Tesisten canım arkadaşım beni yolcu etti, minibüsle Manyas'a geçtim. Şöför ve tayfası (yanındaki ufaklıklar) Bandırma minibüslerinin kalkış durağına yakın yerde indirip yerini tarif ettiler, sağ olsunlar :) Saatlerini de onlardan öğrendiğim için sakince durağa yürüdüm, bir süre bekledikten sonra, bu kez şükürler olsun ki boş yer bularak yolculuk ettim. Etrafı iyice gözlemledim. Bir tren yolu üzerinden geçtik. Nedense seviyorum raylardan geçmeyi :) Ben Bursa otobüslerine bineceğim nerede inmeliyim diye sorunca, şöför "seni ofisin orada indireyim, oradan aşağı terminale sallanırsın," dedi. Bahsettiği ofis benzinlikmiş, otobanda bıraktı resmen :D İndim, gözüm terminal filan görmüyor... Benimle aynı yerde inen biri karşıya geçmeye çalışıyordu, ona sordum terminal nerede diye, benzinliğin arkasını işaret etti. Karşıya geçip bir müddet yürüyünce terminalin kot farkından arkada kalıp görünmediğini anladım.

Girişten geçer geçmez zaten firma görevlileri sizi toplayıp gideceğiniz şehre göre yerleştiriyorlar, bir şey yapmanıza gerek yok :D "İstanbul! Bursa! Balıkesir! Ankara! Nereye gidiyorsunuz? Bursa mı? Gelin, gelin! Buradan!" Oradan da 15 liraya bilet bulup Bursa terminaline kadar 2 saatte geliyorsunuz. Bursa terminalinden iş çıkış saatinde eve gitmek ise paha biçilemez. Asıl sauna bizim 96 numara :D Bursa'nın trafiği ne ara bu kadar büyüdü anlamadım.

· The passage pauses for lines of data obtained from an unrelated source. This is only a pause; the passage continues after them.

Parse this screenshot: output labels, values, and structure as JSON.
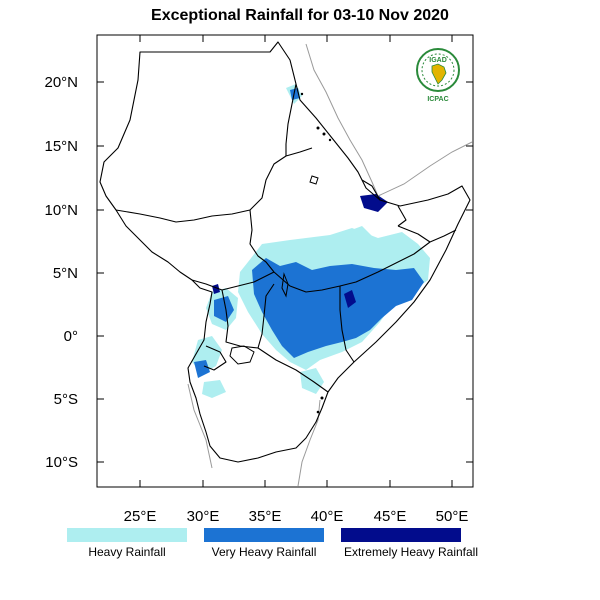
{
  "title": "Exceptional Rainfall for 03-10 Nov 2020",
  "lat_labels": [
    "20°N",
    "15°N",
    "10°N",
    "5°N",
    "0°",
    "5°S",
    "10°S"
  ],
  "lon_labels": [
    "25°E",
    "30°E",
    "35°E",
    "40°E",
    "45°E",
    "50°E"
  ],
  "logo": {
    "top_text": "IGAD",
    "bottom_text": "ICPAC"
  },
  "legend": [
    {
      "label": "Heavy Rainfall",
      "color": "#aeeef0"
    },
    {
      "label": "Very Heavy Rainfall",
      "color": "#1c73d3"
    },
    {
      "label": "Extremely Heavy Rainfall",
      "color": "#020c8c"
    }
  ]
}
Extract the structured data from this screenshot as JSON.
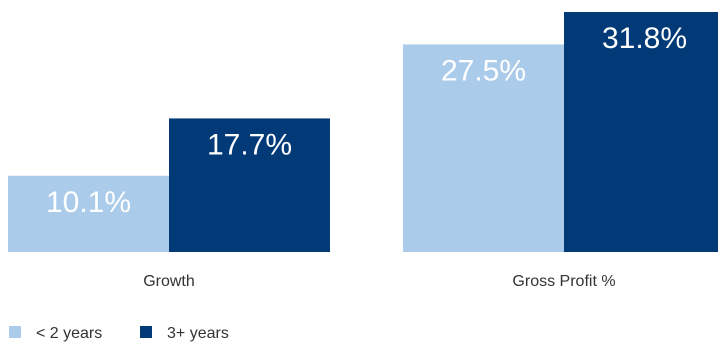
{
  "chart_data": {
    "type": "bar",
    "categories": [
      "Growth",
      "Gross Profit %"
    ],
    "series": [
      {
        "name": "< 2 years",
        "values": [
          10.1,
          27.5
        ],
        "labels": [
          "10.1%",
          "27.5%"
        ],
        "color": "#abcbeb"
      },
      {
        "name": "3+ years",
        "values": [
          17.7,
          31.8
        ],
        "labels": [
          "17.7%",
          "31.8%"
        ],
        "color": "#023a78"
      }
    ],
    "ylim": [
      0,
      31.8
    ],
    "grid": false,
    "legend": "bottom-left",
    "title": "",
    "xlabel": "",
    "ylabel": ""
  }
}
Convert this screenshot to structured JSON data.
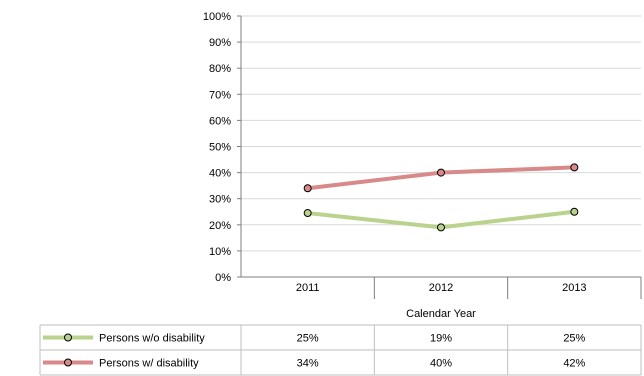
{
  "chart_data": {
    "type": "line",
    "categories": [
      "2011",
      "2012",
      "2013"
    ],
    "xlabel": "Calendar Year",
    "ylabel": "",
    "title": "",
    "ylim": [
      0,
      100
    ],
    "y_ticks": [
      "0%",
      "10%",
      "20%",
      "30%",
      "40%",
      "50%",
      "60%",
      "70%",
      "80%",
      "90%",
      "100%"
    ],
    "grid": true,
    "legend": "data-table",
    "series": [
      {
        "name": "Persons w/o disability",
        "values": [
          24.5,
          19,
          25
        ],
        "labels": [
          "25%",
          "19%",
          "25%"
        ],
        "color": "#b9d38c"
      },
      {
        "name": "Persons w/ disability",
        "values": [
          34,
          40,
          42
        ],
        "labels": [
          "34%",
          "40%",
          "42%"
        ],
        "color": "#d88a8a"
      }
    ]
  }
}
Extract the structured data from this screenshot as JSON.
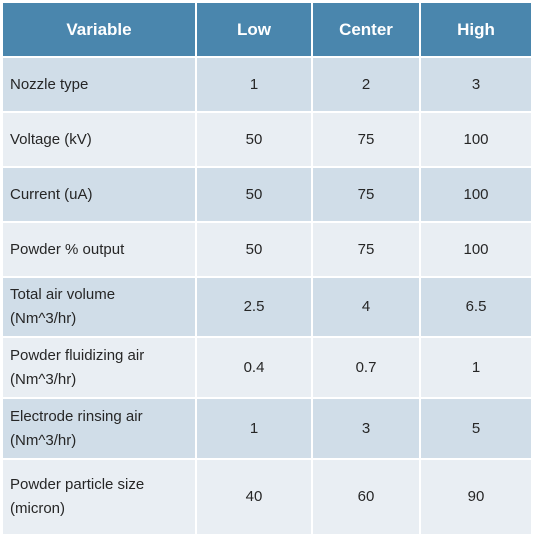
{
  "table": {
    "headers": [
      "Variable",
      "Low",
      "Center",
      "High"
    ],
    "rows": [
      [
        "Nozzle type",
        "1",
        "2",
        "3"
      ],
      [
        "Voltage (kV)",
        "50",
        "75",
        "100"
      ],
      [
        "Current (uA)",
        "50",
        "75",
        "100"
      ],
      [
        "Powder % output",
        "50",
        "75",
        "100"
      ],
      [
        "Total air volume\n(Nm^3/hr)",
        "2.5",
        "4",
        "6.5"
      ],
      [
        "Powder fluidizing air\n(Nm^3/hr)",
        "0.4",
        "0.7",
        "1"
      ],
      [
        "Electrode rinsing air\n(Nm^3/hr)",
        "1",
        "3",
        "5"
      ],
      [
        "Powder particle size\n(micron)",
        "40",
        "60",
        "90"
      ]
    ]
  },
  "colors": {
    "header_bg": "#4a86ad",
    "header_text": "#ffffff",
    "row_odd_bg": "#d0dde8",
    "row_even_bg": "#e9eef3"
  }
}
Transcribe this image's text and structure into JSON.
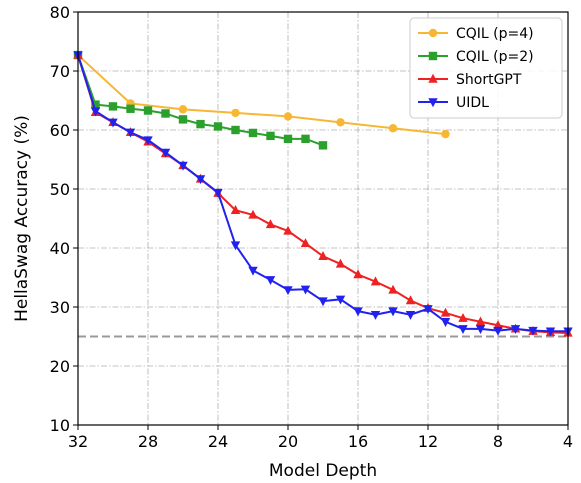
{
  "chart_data": {
    "type": "line",
    "xlabel": "Model Depth",
    "ylabel": "HellaSwag Accuracy (%)",
    "xlim": [
      32,
      4
    ],
    "ylim": [
      10,
      80
    ],
    "x_ticks": [
      "32",
      "28",
      "24",
      "20",
      "16",
      "12",
      "8",
      "4"
    ],
    "y_ticks": [
      "10",
      "20",
      "30",
      "40",
      "50",
      "60",
      "70",
      "80"
    ],
    "grid": "dash-dot",
    "legend_position": "top-right",
    "reference_line": {
      "y": 25,
      "style": "dashed",
      "color": "#999999"
    },
    "series": [
      {
        "name": "CQIL (p=4)",
        "color": "#f7b733",
        "marker": "circle",
        "x": [
          32,
          29,
          26,
          23,
          20,
          17,
          14,
          11
        ],
        "y": [
          72.7,
          64.5,
          63.5,
          62.9,
          62.3,
          61.3,
          60.3,
          59.3
        ]
      },
      {
        "name": "CQIL (p=2)",
        "color": "#2ca02c",
        "marker": "square",
        "x": [
          32,
          31,
          30,
          29,
          28,
          27,
          26,
          25,
          24,
          23,
          22,
          21,
          20,
          19,
          18
        ],
        "y": [
          72.7,
          64.3,
          64.0,
          63.6,
          63.3,
          62.8,
          61.8,
          61.0,
          60.6,
          60.0,
          59.5,
          59.0,
          58.5,
          58.5,
          57.4
        ]
      },
      {
        "name": "ShortGPT",
        "color": "#ee2222",
        "marker": "triangle-up",
        "x": [
          32,
          31,
          30,
          29,
          28,
          27,
          26,
          25,
          24,
          23,
          22,
          21,
          20,
          19,
          18,
          17,
          16,
          15,
          14,
          13,
          12,
          11,
          10,
          9,
          8,
          7,
          6,
          5,
          4
        ],
        "y": [
          72.7,
          63.0,
          61.3,
          59.6,
          58.0,
          56.0,
          54.0,
          51.7,
          49.3,
          46.4,
          45.6,
          44.0,
          42.9,
          40.8,
          38.6,
          37.3,
          35.5,
          34.3,
          32.9,
          31.1,
          29.8,
          29.0,
          28.1,
          27.5,
          26.9,
          26.3,
          25.9,
          25.7,
          25.6
        ]
      },
      {
        "name": "UIDL",
        "color": "#2222ee",
        "marker": "triangle-down",
        "x": [
          32,
          31,
          30,
          29,
          28,
          27,
          26,
          25,
          24,
          23,
          22,
          21,
          20,
          19,
          18,
          17,
          16,
          15,
          14,
          13,
          12,
          11,
          10,
          9,
          8,
          7,
          6,
          5,
          4
        ],
        "y": [
          72.7,
          63.2,
          61.3,
          59.6,
          58.3,
          56.2,
          54.0,
          51.7,
          49.4,
          40.5,
          36.2,
          34.6,
          32.9,
          33.0,
          31.0,
          31.3,
          29.3,
          28.7,
          29.3,
          28.7,
          29.7,
          27.5,
          26.3,
          26.3,
          26.0,
          26.3,
          26.0,
          25.9,
          25.9
        ]
      }
    ]
  }
}
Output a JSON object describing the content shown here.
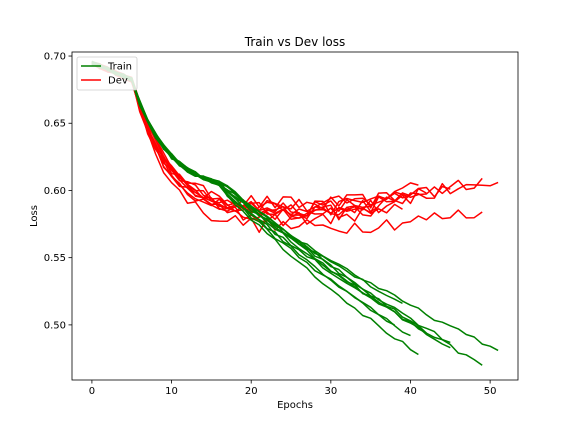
{
  "chart_data": {
    "type": "line",
    "title": "Train vs Dev loss",
    "xlabel": "Epochs",
    "ylabel": "Loss",
    "xlim": [
      -2.5,
      53.5
    ],
    "ylim": [
      0.459,
      0.703
    ],
    "xticks": [
      0,
      10,
      20,
      30,
      40,
      50
    ],
    "yticks": [
      0.5,
      0.55,
      0.6,
      0.65,
      0.7
    ],
    "xtick_labels": [
      "0",
      "10",
      "20",
      "30",
      "40",
      "50"
    ],
    "ytick_labels": [
      "0.50",
      "0.55",
      "0.60",
      "0.65",
      "0.70"
    ],
    "grid": false,
    "legend": {
      "position": "top-left",
      "entries": [
        {
          "label": "Train",
          "color": "#008000"
        },
        {
          "label": "Dev",
          "color": "#ff0000"
        }
      ]
    },
    "colors": {
      "train": "#008000",
      "dev": "#ff0000"
    },
    "train_runs": [
      {
        "end_epoch": 41,
        "final_loss": 0.478
      },
      {
        "end_epoch": 45,
        "final_loss": 0.483
      },
      {
        "end_epoch": 49,
        "final_loss": 0.47
      },
      {
        "end_epoch": 51,
        "final_loss": 0.481
      },
      {
        "end_epoch": 40,
        "final_loss": 0.492
      },
      {
        "end_epoch": 42,
        "final_loss": 0.494
      },
      {
        "end_epoch": 38,
        "final_loss": 0.5
      },
      {
        "end_epoch": 39,
        "final_loss": 0.516
      },
      {
        "end_epoch": 45,
        "final_loss": 0.487
      },
      {
        "end_epoch": 36,
        "final_loss": 0.517
      }
    ],
    "dev_runs": [
      {
        "end_epoch": 51,
        "min_loss": 0.589,
        "final_loss": 0.606
      },
      {
        "end_epoch": 49,
        "min_loss": 0.588,
        "final_loss": 0.609
      },
      {
        "end_epoch": 45,
        "min_loss": 0.586,
        "final_loss": 0.601
      },
      {
        "end_epoch": 41,
        "min_loss": 0.585,
        "final_loss": 0.604
      },
      {
        "end_epoch": 40,
        "min_loss": 0.578,
        "final_loss": 0.596
      },
      {
        "end_epoch": 49,
        "min_loss": 0.572,
        "final_loss": 0.584
      },
      {
        "end_epoch": 42,
        "min_loss": 0.581,
        "final_loss": 0.598
      },
      {
        "end_epoch": 38,
        "min_loss": 0.583,
        "final_loss": 0.592
      },
      {
        "end_epoch": 36,
        "min_loss": 0.584,
        "final_loss": 0.588
      },
      {
        "end_epoch": 39,
        "min_loss": 0.58,
        "final_loss": 0.586
      }
    ]
  }
}
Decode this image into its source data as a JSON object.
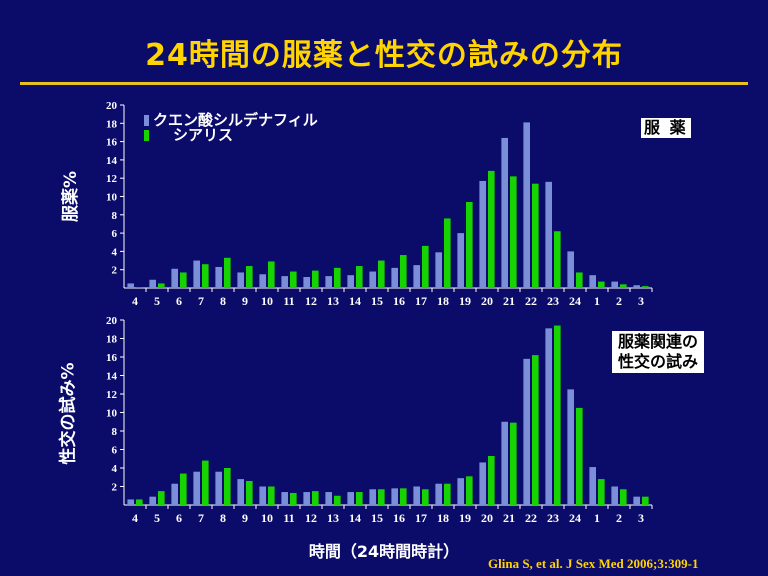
{
  "title": "24時間の服薬と性交の試みの分布",
  "xaxis_title": "時間（24時間時計）",
  "source": "Glina S, et al. J Sex Med 2006;3:309-1",
  "colors": {
    "background": "#0b0b6a",
    "title": "#ffd400",
    "series1": "#7b8fd8",
    "series2": "#17d400",
    "axis": "#ffffff"
  },
  "legend": {
    "items": [
      "クエン酸シルデナフィル",
      "シアリス"
    ]
  },
  "chart_data": [
    {
      "type": "bar",
      "panel_label": "服 薬",
      "ylabel": "服薬%",
      "ylim": [
        0,
        20
      ],
      "yticks": [
        2,
        4,
        6,
        8,
        10,
        12,
        14,
        16,
        18,
        20
      ],
      "categories": [
        "4",
        "5",
        "6",
        "7",
        "8",
        "9",
        "10",
        "11",
        "12",
        "13",
        "14",
        "15",
        "16",
        "17",
        "18",
        "19",
        "20",
        "21",
        "22",
        "23",
        "24",
        "1",
        "2",
        "3"
      ],
      "series": [
        {
          "name": "クエン酸シルデナフィル",
          "values": [
            0.5,
            0.9,
            2.1,
            3.0,
            2.3,
            1.7,
            1.5,
            1.3,
            1.2,
            1.3,
            1.4,
            1.8,
            2.2,
            2.5,
            3.9,
            6.0,
            11.7,
            16.4,
            18.1,
            11.6,
            4.0,
            1.4,
            0.7,
            0.3
          ]
        },
        {
          "name": "シアリス",
          "values": [
            0.1,
            0.5,
            1.7,
            2.6,
            3.3,
            2.4,
            2.9,
            1.8,
            1.9,
            2.2,
            2.4,
            3.0,
            3.6,
            4.6,
            7.6,
            9.4,
            12.8,
            12.2,
            11.4,
            6.2,
            1.7,
            0.7,
            0.4,
            0.2
          ]
        }
      ]
    },
    {
      "type": "bar",
      "panel_label": "服薬関連の性交の試み",
      "panel_label_lines": [
        "服薬関連の",
        "性交の試み"
      ],
      "ylabel": "性交の試み%",
      "ylim": [
        0,
        20
      ],
      "yticks": [
        2,
        4,
        6,
        8,
        10,
        12,
        14,
        16,
        18,
        20
      ],
      "categories": [
        "4",
        "5",
        "6",
        "7",
        "8",
        "9",
        "10",
        "11",
        "12",
        "13",
        "14",
        "15",
        "16",
        "17",
        "18",
        "19",
        "20",
        "21",
        "22",
        "23",
        "24",
        "1",
        "2",
        "3"
      ],
      "series": [
        {
          "name": "クエン酸シルデナフィル",
          "values": [
            0.6,
            0.9,
            2.3,
            3.6,
            3.6,
            2.8,
            2.0,
            1.4,
            1.4,
            1.4,
            1.4,
            1.7,
            1.8,
            2.0,
            2.3,
            2.9,
            4.6,
            9.0,
            15.8,
            19.1,
            12.5,
            4.1,
            2.0,
            0.9
          ]
        },
        {
          "name": "シアリス",
          "values": [
            0.6,
            1.5,
            3.4,
            4.8,
            4.0,
            2.6,
            2.0,
            1.3,
            1.5,
            1.0,
            1.4,
            1.7,
            1.8,
            1.7,
            2.3,
            3.1,
            5.3,
            8.9,
            16.2,
            19.4,
            10.5,
            2.8,
            1.7,
            0.9
          ]
        }
      ]
    }
  ]
}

Ama yine olsa yine giderim, gün boyu yolculuk etsem de değer :) Bahsetmediğim ne kaldı bilmiyorum. Ah, şimdi aklıma geldi de tesisin orada yol kenarında kanal vardı, yeni yapılmış Karacabey'e su taşıyorlarmış. Her şey her yere taşınabiliyor artık. Bir de ışınlanmayı bulsalar da zamanımız darken vakit kaybetmesek yollarda :D

Tavsiyem her fırsatı değerlendirip kendinize ve sevdiklerinize vakit ayırın, eğlenceli zamanlar geçirin. Hayata ne bir daha gelebilirsiniz ne de aynı zamanı tekrar yaşayabilirsiniz. Güzel günleri, güzel anları kaçırmayın. Biraz da oluruna bırakın. En sağlıklısı o. Ne sebeple yaşıyoruz ki?